Gino在《哈佛商業(yè)評論》上的最新文章提出了一則有用的小貼士:在職場上,不去猜測別人想要什么,與之建立關系會變得更加容易。Gino和她的同事進行了兩個實驗,一個在實驗室環(huán)境下進行,對象是學生,另一個的對象是真正的企業(yè)家。她們發(fā)現(xiàn),“迎合別人的利益和期望,不表現(xiàn)真實的自己,反而會表現(xiàn)不好”。在對企業(yè)家的實驗中,研究者發(fā)現(xiàn),當企業(yè)家在宣傳中試著迎合潛在投資者的需要,比起真實宣傳的企業(yè)家,他們募到的資金反而更少。
Likewise, in the lab study, the researchers held a mock job interview, and either told the participating students to try to mold themselves to what it seemed like their interviewer wanted (they called that the “catering” condition) or to behave normally, by presenting their strengths honestly and accurately (this they called the “authenticity” condition). The “interviewer” in this case was a study volunteer, too, who wasn’t aware of the purpose of the research. More often than not, the students cast in the role of interviewer told researchers that they’d be less likely to offer the job to the students in the “catering” condition.
同樣地,在對學生的實驗中,研究者舉行了一次模擬求職面試,隨機地讓一部分學生試著迎合面試官(她們稱這些學生為“迎合”組),讓另外的學生表現(xiàn)真實的自己(這些學生為“真實”組)。“面試官”是志愿者,并不了解實驗的真正目的。從“面試官”的反饋來看,他們大多不太愿意錄用“迎合”組的學生。
One explanation for this: People are generally pretty bad at guessing at what’s going on in someone else’s head. Research has suggested, for example, that your understanding of what others think of you is more informed by your own opinions of yourself than the feedback that others provide. (Perhaps this can help explain the depressing study out this summer, which announced that “Half Your Friends Probably Don’t Think of You As a Friend.”)
對此種現(xiàn)象的一個解釋是:人們實在很不擅長推測別人的想法。舉栗:研究表明,人們通常都是按照自己的想法,而非別人的真實反饋,來衡量別人如何看待自己。

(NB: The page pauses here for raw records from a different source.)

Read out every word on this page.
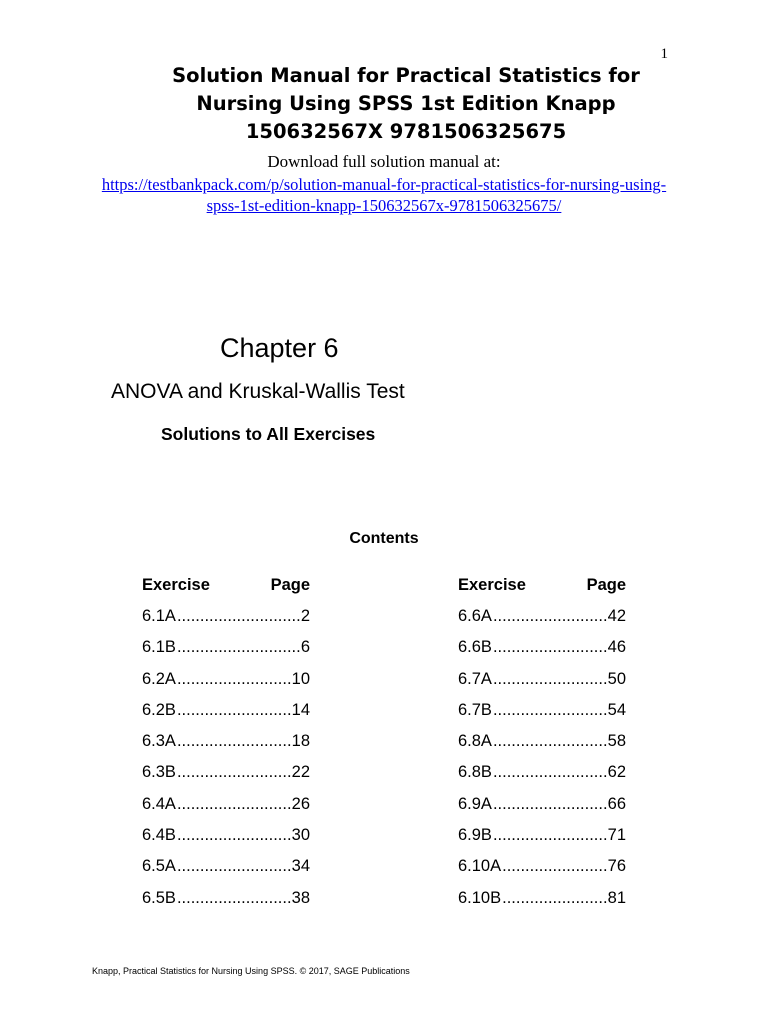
1
Solution Manual for Practical Statistics for
Nursing Using SPSS 1st Edition Knapp
150632567X 9781506325675
Download full solution manual at:
https://testbankpack.com/p/solution-manual-for-practical-statistics-for-nursing-using-spss-1st-edition-knapp-150632567x-9781506325675/
Chapter 6
ANOVA and Kruskal-Wallis Test
Solutions to All Exercises
Contents
Exercise	Page
6.1A .....	2
6.1B .....	6
6.2A .....	10
6.2B .....	14
6.3A .....	18
6.3B .....	22
6.4A .....	26
6.4B .....	30
6.5A .....	34
6.5B .....	38
Exercise	Page
6.6A .....	42
6.6B .....	46
6.7A .....	50
6.7B .....	54
6.8A .....	58
6.8B .....	62
6.9A .....	66
6.9B .....	71
6.10A .....	76
6.10B .....	81
Knapp, Practical Statistics for Nursing Using SPSS. © 2017, SAGE Publications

Beyond that, in the fake job-interview experiment, the interviewees were also asked how nervous they felt, and those in the catering condition reported more anxiety than those in the authenticity condition. So: Trying to guess what a job interviewer or potential investor wants out of you will probably make you nervous, and, chances are, you’ll guess wrong, anyway. As so often is the case, the best advice is the simplest — just be you. Or, at least, a slightly-more-pulled-together and generally-on-top-of-things version of you.
另外,在模擬求職面試的實驗中,“求職者”們需要告訴研究者自己有多緊張。結果顯示,“迎合”組比“真實”組焦慮感更高。也就是說(敲黑板):猜測面試官或潛在投資者的想法會引起焦慮,而猜錯的比例永遠大過猜對的比例。因此最好最簡單的選擇就是——做自己。至少也得是相對真實的版本。